Os 36 graus que torravam o asfalto da avenida Paulista no último dia de 2002 não foram suficientes para convencer alguns participantes da São Silvestre a arrancar suas barbas postiças. Legítimos representantes do pelotão que, à falta de pés ligeiros, adere a fantasias para romper o anonimato, os barbudos que usaram novelos de lã para imitar Lula deram um forte tom político à tradicional corrida paulistana.

Apesar de brincadeiras e mensagens referentes ao País serem marcas registradas da prova, esta edição teve uma cara diferente – e uníssona. O engenheiro Roberto Menezes, 61 anos de vida e 18 de São Silvestre nas costas, tomou um susto quando chegou:

– Nunca vi tanta gente com fantasia parecida. Votei no Serra, mas se soubesse que ia ser assim poderia ter vindo pelo menos com tênis vermelho!

Poderia, mas provavelmente ninguém notaria. No quesito criatividade, a concorrência foi dura – quase tão dura quanto a esportiva. Se houvesse pódio para fantasia, o lugar mais alto ficaria, muito provavelmente, com o administrador de empresas Renato Sarli. Ostentando um diploma presidencial, grudou uma faixa verde-e-amarela no peito e até um segurança petista arrumou.
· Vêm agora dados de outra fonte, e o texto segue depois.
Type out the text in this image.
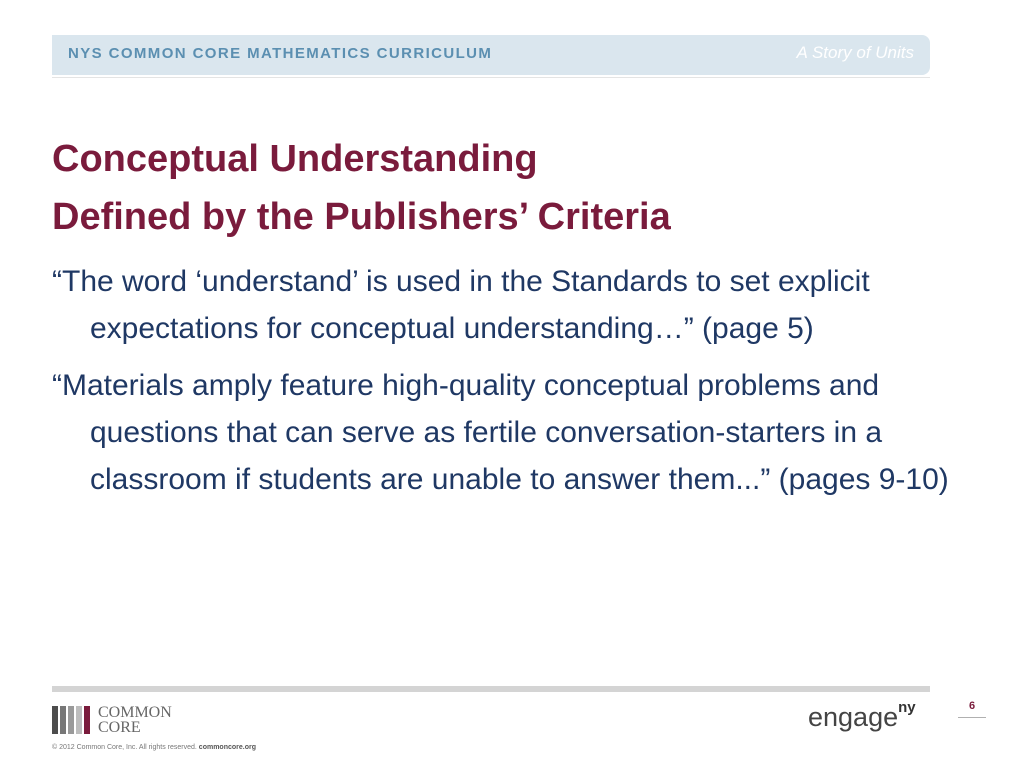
NYS COMMON CORE MATHEMATICS CURRICULUM	A Story of Units
Conceptual Understanding
Defined by the Publishers’ Criteria

“The word ‘understand’ is used in the Standards to set explicit expectations for conceptual understanding…” (page 5)

“Materials amply feature high-quality conceptual problems and questions that can serve as fertile conversation-starters in a classroom if students are unable to answer them...” (pages 9-10)

COMMON
CORE
© 2012 Common Core, Inc. All rights reserved. commoncore.org
engage$^{ny}$	6
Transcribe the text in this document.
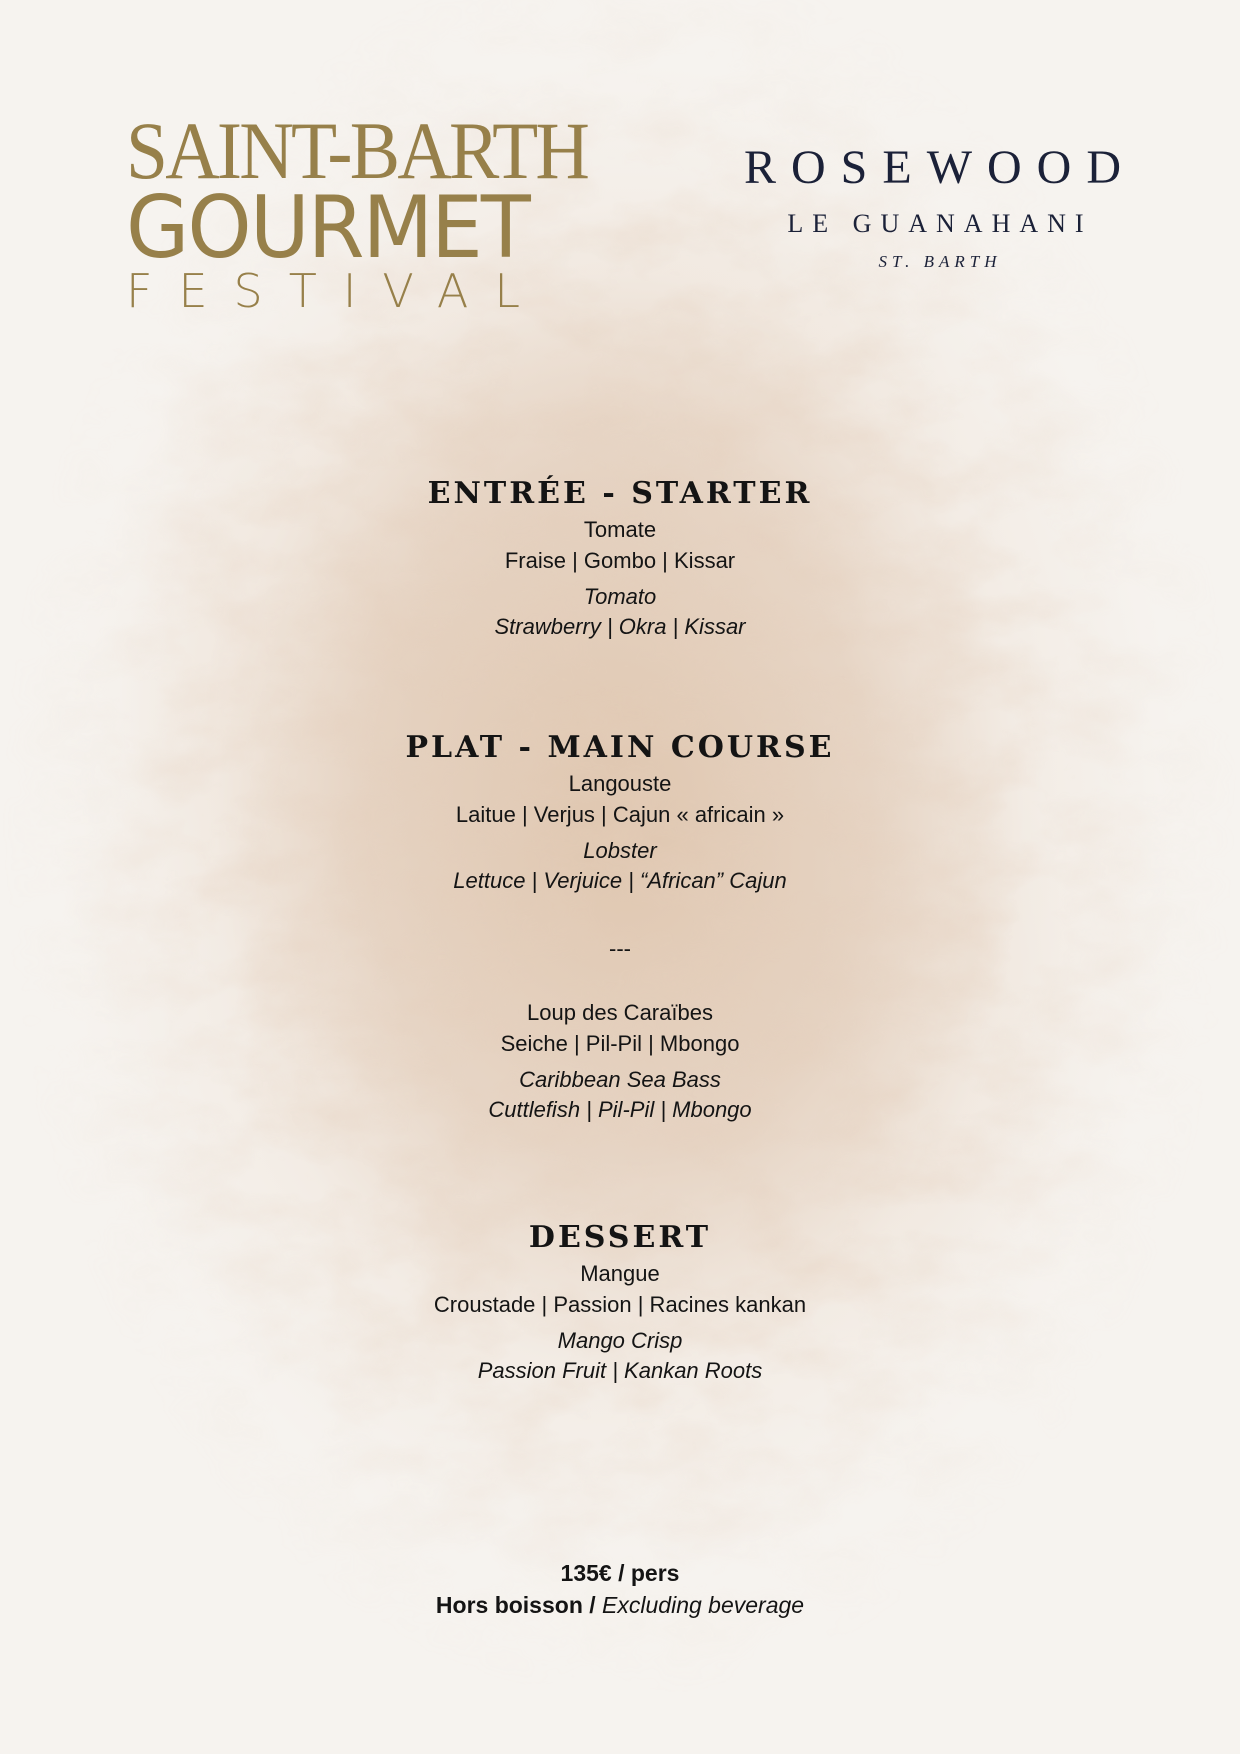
SAINT-BARTH
GOURMET
FESTIVAL
ROSEWOOD
LE GUANAHANI
ST. BARTH
ENTRÉE - STARTER
Tomate
Fraise | Gombo | Kissar
Tomato
Strawberry | Okra | Kissar
PLAT - MAIN COURSE
Langouste
Laitue | Verjus | Cajun « africain »
Lobster
Lettuce | Verjuice | “African” Cajun
---
Loup des Caraïbes
Seiche | Pil-Pil | Mbongo
Caribbean Sea Bass
Cuttlefish | Pil-Pil | Mbongo
DESSERT
Mangue
Croustade | Passion | Racines kankan
Mango Crisp
Passion Fruit | Kankan Roots
135€ / pers
Hors boisson / Excluding beverage
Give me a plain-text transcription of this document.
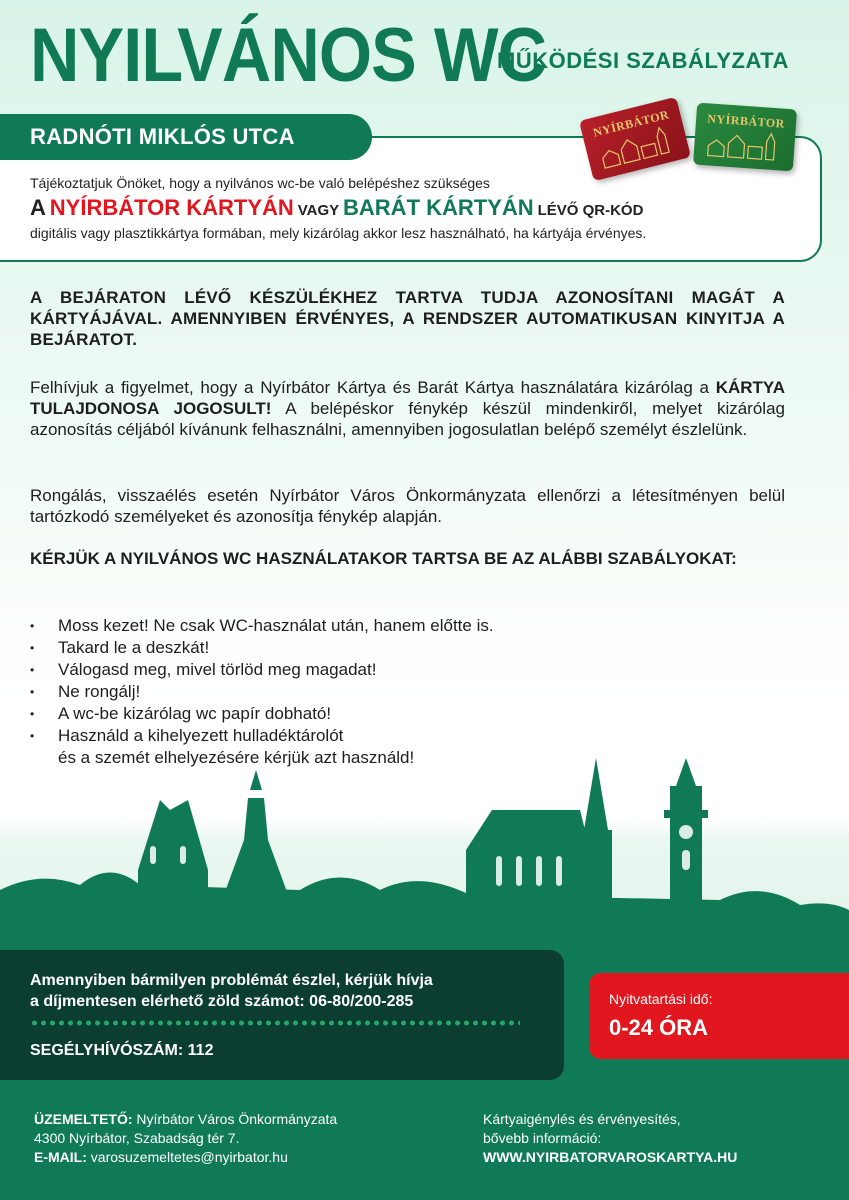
NYILVÁNOS WC
MŰKÖDÉSI SZABÁLYZATA
RADNÓTI MIKLÓS UTCA	NYÍRBÁTOR	NYÍRBÁTOR
Tájékoztatjuk Önöket, hogy a nyilvános wc-be való belépéshez szükséges
A NYÍRBÁTOR KÁRTYÁN VAGY BARÁT KÁRTYÁN LÉVŐ QR-KÓD
digitális vagy plasztikkártya formában, mely kizárólag akkor lesz használható, ha kártyája érvényes.
A BEJÁRATON LÉVŐ KÉSZÜLÉKHEZ TARTVA TUDJA AZONOSÍTANI MAGÁT A KÁRTYÁJÁVAL. AMENNYIBEN ÉRVÉNYES, A RENDSZER AUTOMATIKUSAN KINYITJA A BEJÁRATOT.
Felhívjuk a figyelmet, hogy a Nyírbátor Kártya és Barát Kártya használatára kizárólag a KÁRTYA TULAJDONOSA JOGOSULT! A belépéskor fénykép készül mindenkiről, melyet kizárólag azonosítás céljából kívánunk felhasználni, amennyiben jogosulatlan belépő személyt észlelünk.
Rongálás, visszaélés esetén Nyírbátor Város Önkormányzata ellenőrzi a létesítményen belül tartózkodó személyeket és azonosítja fénykép alapján.
KÉRJÜK A NYILVÁNOS WC HASZNÁLATAKOR TARTSA BE AZ ALÁBBI SZABÁLYOKAT:
• Moss kezet! Ne csak WC-használat után, hanem előtte is.
• Takard le a deszkát!
• Válogasd meg, mivel törlöd meg magadat!
• Ne rongálj!
• A wc-be kizárólag wc papír dobható!
• Használd a kihelyezett hulladéktárolót
és a szemét elhelyezésére kérjük azt használd!
Amennyiben bármilyen problémát észlel, kérjük hívja
a díjmentesen elérhető zöld számot: 06-80/200-285
SEGÉLYHÍVÓSZÁM: 112
Nyitvatartási idő:
0-24 ÓRA
ÜZEMELTETŐ: Nyírbátor Város Önkormányzata
4300 Nyírbátor, Szabadság tér 7.
E-MAIL: varosuzemeltetes@nyirbator.hu
Kártyaigénylés és érvényesítés,
bővebb információ:
WWW.NYIRBATORVAROSKARTYA.HU
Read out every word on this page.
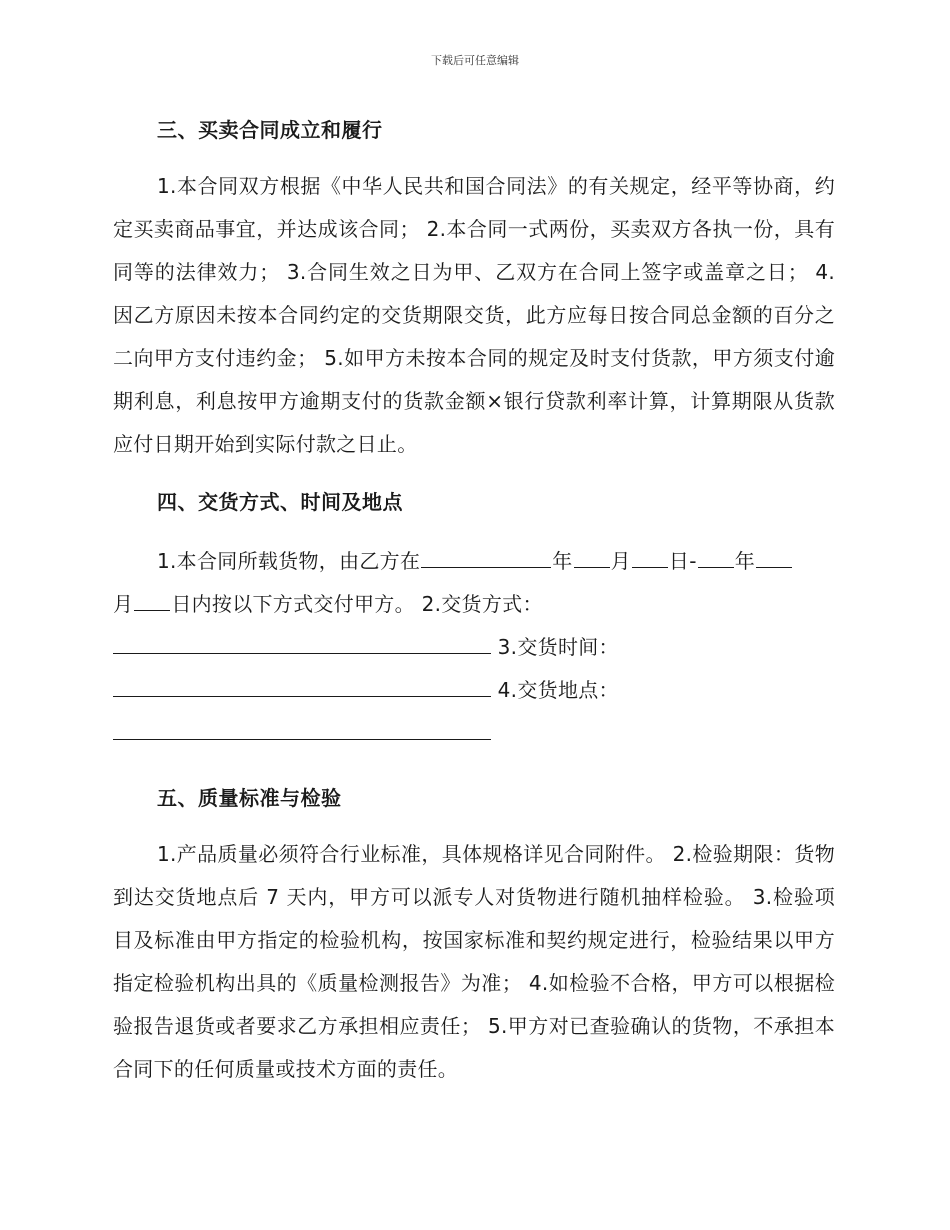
下载后可任意编辑
三、买卖合同成立和履行

1.本合同双方根据《中华人民共和国合同法》的有关规定，经平等协商，约定买卖商品事宜，并达成该合同； 2.本合同一式两份，买卖双方各执一份，具有同等的法律效力； 3.合同生效之日为甲、乙双方在合同上签字或盖章之日； 4.因乙方原因未按本合同约定的交货期限交货，此方应每日按合同总金额的百分之二向甲方支付违约金； 5.如甲方未按本合同的规定及时支付货款，甲方须支付逾期利息，利息按甲方逾期支付的货款金额×银行贷款利率计算，计算期限从货款应付日期开始到实际付款之日止。

四、交货方式、时间及地点

1.本合同所载货物，由乙方在	年 月 日- 年

月 日内按以下方式交付甲方。 2.交货方式：

3.交货时间：

4.交货地点：

五、质量标准与检验

1.产品质量必须符合行业标准，具体规格详见合同附件。 2.检验期限：货物到达交货地点后 7 天内，甲方可以派专人对货物进行随机抽样检验。 3.检验项目及标准由甲方指定的检验机构，按国家标准和契约规定进行，检验结果以甲方指定检验机构出具的《质量检测报告》为准； 4.如检验不合格，甲方可以根据检验报告退货或者要求乙方承担相应责任； 5.甲方对已查验确认的货物，不承担本合同下的任何质量或技术方面的责任。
– Faz 15 anos que me fantasio para a São Silvestre e sempre chamo a atenção. Mas nunca teve tanta gente querendo tirar foto comigo como desta vez.

Um tom.
Transformado em fantasia de corredor, Lula abraçou as mais diversas causas. Virou diploma, apoiou a paz no Oriente Médio…

Já Adauto Andrade, 39 anos, estava mais preocupado com Brasília do que com a foto. Nascido em Aiuaba (CE), o corredor levou uma placa em que pedia para Lula não se esquecer do Nordeste.

– Nasci, vivi e saí de Aiuaba, que é igual a Caetés. Tem coisas que só quem vem de um lugar assim entende. E o Lula veio. Não é possível que ele não faça coisas boas por nós.
Já a capixaba Aurelina Alves Caselli, de 75 anos, quer dividir responsabilidades e, por isso, correu com o programa do novo governo debaixo do braço.

– Quem votou também tem obrigações e está na hora de as pessoas prestarem mais atenção no programa.
Outro portador de discurso engajado era o paulistano Cláudio Estevão, 51 anos, professor de História que se fantasiou de árabe para falar de palestinos, judeus, paz e, claro, de PT:

– Nada é mais importante do que a paz mundial. Misturei o PT porque acho que estamos vivendo um momento histórico. Há 40 anos não tínhamos um presidente popular.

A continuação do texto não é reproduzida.